Exaggerated as it may appear at first, I believe that the presence of a body of pigmies might, with a few months’ more practice, be detected by the olfactory nerves alone, as easily as the pungent track of a wart-hog might be traced by the nose. They effuse a particularly sharp, acrid odor, as different from that peculiar to the ordinary negro as the smell of the latter is from that of a white man.

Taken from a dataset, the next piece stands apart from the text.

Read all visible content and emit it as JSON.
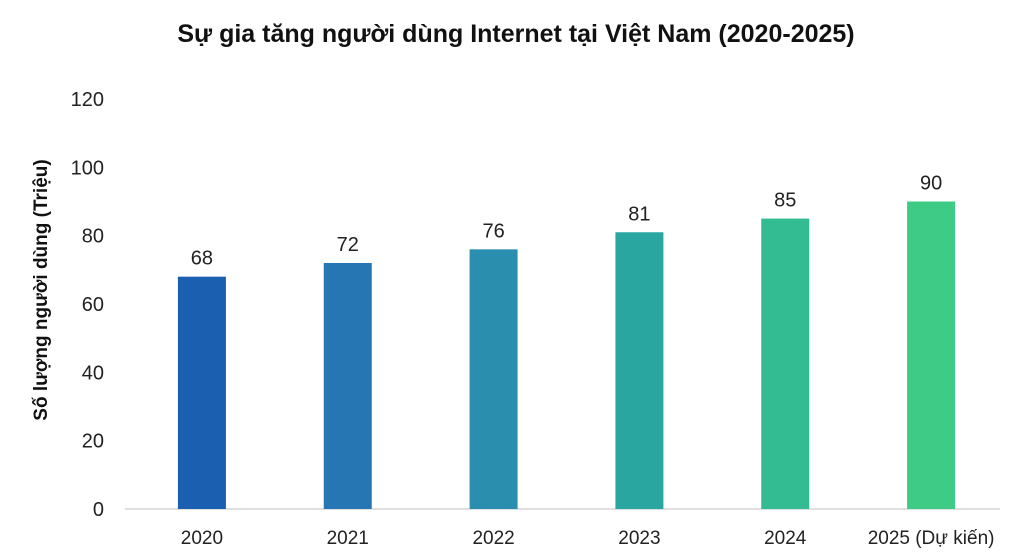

How many ages have elapsed since these dwarfed human beings made their homes in this vast forest of Equatorial Africa, no one can say with any approach to certainty. We know that they were there before Herodotus visited Egypt, even before Homer recited his marvelous poems. We may venture to assert that they were not far off when Rameses, 1500 B.C., conquered upper Nubia—that is, thirty-five centuries ago. They might have remained buried in this gloomy region as many centuries yet, had not the railway and the press been invented. Without the former their fastnesses are unassailable, without the latter to inspire and arouse those who can construct the railway, it would be too costly and impracticable. The railway which is being laid to unite the lower with the upper Congo—and the growing flotilla of the Congo State —will enable the enterprising whites, with their following of armed men, rubber collectors, timber contractors and gum traders, agents of police and missionaries, to let light upon the trackless region. Though the pigmies are averse to light and sunshine, some will survive the great change, and in many a story of pioneering which will be written in the future, I have not the least doubt they will prove themselves to be very much like the rest of humanity, and quite as susceptible to the sentiments of love, affection, and gratitude as any of us.